Un significativo passo avanti, tuttavia, fu il Protocollo di Montreal del 1987, che comportava un accordo internazionale per eliminare in maniera graduale i clorofluorocarburi (CFC) entro un termine fissato.c A cosa era dovuta questa preoccupazione? Alla consapevolezza che i CFC contribuiscono alla rapida riduzione dello strato di ozono che protegge il pianeta. L’ozono nella parte alta dell’atmosfera ha un ruolo essenziale nel filtrare i raggi ultravioletti del sole, che possono provocare tumori della pelle e cataratte. Il problema non è limitato all’Australia. Recentemente gli scienziati hanno rilevato una diminuzione dell’8 per cento nella concentrazione invernale di ozono sopra alcune regioni temperate dell’emisfero boreale. Venti milioni di tonnellate di CFC sono già salite verso la stratosfera.
Di fronte a questa disastrosa contaminazione dell’atmosfera le nazioni del mondo hanno accantonato le divergenze e hanno agito con decisione.
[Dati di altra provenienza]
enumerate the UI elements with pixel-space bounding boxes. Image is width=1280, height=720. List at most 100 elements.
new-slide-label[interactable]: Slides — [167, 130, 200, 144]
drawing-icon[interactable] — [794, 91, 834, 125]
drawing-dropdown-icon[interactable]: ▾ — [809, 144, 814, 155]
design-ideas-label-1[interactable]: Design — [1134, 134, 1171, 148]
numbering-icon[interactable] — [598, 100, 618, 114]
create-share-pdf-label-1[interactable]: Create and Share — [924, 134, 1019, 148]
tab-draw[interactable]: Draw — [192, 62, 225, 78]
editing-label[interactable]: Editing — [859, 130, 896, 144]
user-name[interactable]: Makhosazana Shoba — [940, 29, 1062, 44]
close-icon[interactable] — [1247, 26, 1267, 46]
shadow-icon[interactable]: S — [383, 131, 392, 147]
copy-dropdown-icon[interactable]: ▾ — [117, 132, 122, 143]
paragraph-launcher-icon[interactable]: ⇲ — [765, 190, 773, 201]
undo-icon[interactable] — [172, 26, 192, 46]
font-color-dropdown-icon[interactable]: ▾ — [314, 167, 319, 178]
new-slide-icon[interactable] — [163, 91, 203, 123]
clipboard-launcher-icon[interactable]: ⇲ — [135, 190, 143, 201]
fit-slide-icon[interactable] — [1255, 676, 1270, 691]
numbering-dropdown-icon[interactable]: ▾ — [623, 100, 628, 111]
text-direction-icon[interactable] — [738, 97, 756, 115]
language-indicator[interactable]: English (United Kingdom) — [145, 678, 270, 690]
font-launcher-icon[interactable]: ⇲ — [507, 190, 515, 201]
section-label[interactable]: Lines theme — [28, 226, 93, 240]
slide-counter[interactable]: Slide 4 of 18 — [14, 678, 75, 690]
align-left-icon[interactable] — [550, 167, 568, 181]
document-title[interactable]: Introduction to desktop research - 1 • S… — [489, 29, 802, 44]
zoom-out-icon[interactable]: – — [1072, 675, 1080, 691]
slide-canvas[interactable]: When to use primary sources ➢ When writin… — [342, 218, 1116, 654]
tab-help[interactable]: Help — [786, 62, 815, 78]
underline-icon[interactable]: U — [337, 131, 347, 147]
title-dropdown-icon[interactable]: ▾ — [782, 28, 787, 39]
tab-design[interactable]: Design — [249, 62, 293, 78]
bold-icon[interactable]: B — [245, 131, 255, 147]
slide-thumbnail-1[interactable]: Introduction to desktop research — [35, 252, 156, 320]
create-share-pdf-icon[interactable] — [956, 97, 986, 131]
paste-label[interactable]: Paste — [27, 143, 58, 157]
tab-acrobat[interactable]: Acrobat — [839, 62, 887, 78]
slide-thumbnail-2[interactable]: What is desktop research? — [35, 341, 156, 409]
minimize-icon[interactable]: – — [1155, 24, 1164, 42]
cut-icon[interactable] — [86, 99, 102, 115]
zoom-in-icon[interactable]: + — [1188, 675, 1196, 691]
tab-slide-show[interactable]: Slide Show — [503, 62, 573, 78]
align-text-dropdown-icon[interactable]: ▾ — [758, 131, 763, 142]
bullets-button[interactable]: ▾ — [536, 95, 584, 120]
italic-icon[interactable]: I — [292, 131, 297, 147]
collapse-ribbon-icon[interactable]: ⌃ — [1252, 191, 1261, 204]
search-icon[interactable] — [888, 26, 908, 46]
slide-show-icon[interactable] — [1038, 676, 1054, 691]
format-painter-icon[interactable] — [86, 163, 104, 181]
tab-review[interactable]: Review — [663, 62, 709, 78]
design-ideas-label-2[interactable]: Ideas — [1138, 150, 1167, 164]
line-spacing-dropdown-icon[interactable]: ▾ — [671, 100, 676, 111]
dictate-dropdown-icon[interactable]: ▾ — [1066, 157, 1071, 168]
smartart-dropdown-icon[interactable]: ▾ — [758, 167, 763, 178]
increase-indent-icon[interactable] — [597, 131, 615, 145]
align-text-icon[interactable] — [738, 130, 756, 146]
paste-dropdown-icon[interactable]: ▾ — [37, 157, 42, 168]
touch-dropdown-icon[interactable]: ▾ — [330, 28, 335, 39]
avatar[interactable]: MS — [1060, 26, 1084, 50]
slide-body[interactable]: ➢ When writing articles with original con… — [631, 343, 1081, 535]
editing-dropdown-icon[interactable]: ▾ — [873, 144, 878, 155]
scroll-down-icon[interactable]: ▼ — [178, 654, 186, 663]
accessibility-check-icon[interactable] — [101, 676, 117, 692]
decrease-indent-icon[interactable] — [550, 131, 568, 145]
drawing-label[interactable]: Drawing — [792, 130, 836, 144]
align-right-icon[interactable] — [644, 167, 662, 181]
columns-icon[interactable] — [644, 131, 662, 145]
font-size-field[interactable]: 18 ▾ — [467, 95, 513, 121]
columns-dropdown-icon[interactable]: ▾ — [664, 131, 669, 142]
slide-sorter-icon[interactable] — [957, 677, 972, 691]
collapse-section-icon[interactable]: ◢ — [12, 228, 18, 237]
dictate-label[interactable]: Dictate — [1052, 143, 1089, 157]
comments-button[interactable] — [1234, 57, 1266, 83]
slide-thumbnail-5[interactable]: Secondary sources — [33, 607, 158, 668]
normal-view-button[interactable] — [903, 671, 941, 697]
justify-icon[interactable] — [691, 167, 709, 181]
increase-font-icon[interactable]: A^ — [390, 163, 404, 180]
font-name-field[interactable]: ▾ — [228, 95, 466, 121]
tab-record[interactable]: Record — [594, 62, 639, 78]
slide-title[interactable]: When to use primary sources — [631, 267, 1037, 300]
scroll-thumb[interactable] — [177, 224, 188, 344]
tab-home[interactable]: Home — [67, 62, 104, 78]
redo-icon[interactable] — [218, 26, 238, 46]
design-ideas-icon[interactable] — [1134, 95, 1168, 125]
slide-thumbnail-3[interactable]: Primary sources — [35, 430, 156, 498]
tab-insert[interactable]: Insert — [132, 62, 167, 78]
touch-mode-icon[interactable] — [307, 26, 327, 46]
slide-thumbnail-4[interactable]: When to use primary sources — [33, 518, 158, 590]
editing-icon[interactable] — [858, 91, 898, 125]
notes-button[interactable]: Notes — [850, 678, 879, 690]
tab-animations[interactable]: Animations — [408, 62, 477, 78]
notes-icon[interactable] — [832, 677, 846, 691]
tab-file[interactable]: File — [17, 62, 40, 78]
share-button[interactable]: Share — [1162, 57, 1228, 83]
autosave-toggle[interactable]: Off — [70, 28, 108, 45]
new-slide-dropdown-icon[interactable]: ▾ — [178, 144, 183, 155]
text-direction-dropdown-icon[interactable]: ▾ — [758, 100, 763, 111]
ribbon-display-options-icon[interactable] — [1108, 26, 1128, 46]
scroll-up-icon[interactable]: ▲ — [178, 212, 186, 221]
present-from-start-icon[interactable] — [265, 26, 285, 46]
Ci sono state anche altre iniziative internazionali per proteggere specie in pericolo, per salvaguardare l’Antartide e per controllare il traffico dei rifiuti tossici.
Molti paesi stanno facendo dei passi per ripulire i propri fiumi (nel Tamigi sono tornati i salmoni), per tenere sotto controllo l’inquinamento atmosferico (nelle città degli Stati Uniti con le più alte concentrazioni di smog l’inquinamento è diminuito del 10 per cento), per sfruttare fonti di energia che rispettano l’ambiente (in Islanda l’80 per cento delle abitazioni sono riscaldate con l’energia geotermica) e per conservare il patrimonio naturale (la Costa Rica e la Namibia hanno convertito circa il 12 per cento del proprio territorio in parco nazionale).
Questi segnali positivi sono la prova che l’umanità sta prendendo sul serio il pericolo? È solo questione di tempo e il nostro pianeta tornerà di nuovo a godere buona salute? Gli articoli che seguono cercheranno di rispondere a queste domande.
[Note in calce]
a 5000 giorni per salvare il pianeta, edizione italiana tradotta da C. Caprioli e A. Rubattu, Touring Club Italiano, Milano, 1991, pagina 21.
b State of the World 1993, trad. di M. A. Giannotta, ISEDI, Torino, 1993, pagina 30.
c I CFC sono stati ampiamente usati nelle bombolette spray, nei sistemi di refrigerazione e di condizionamento dell’aria, nei solventi e nella produzione di materie plastiche espanse. Vedi l’articolo “Quando si danneggia l’atmosfera”, in Svegliatevi! del 22 dicembre 1994.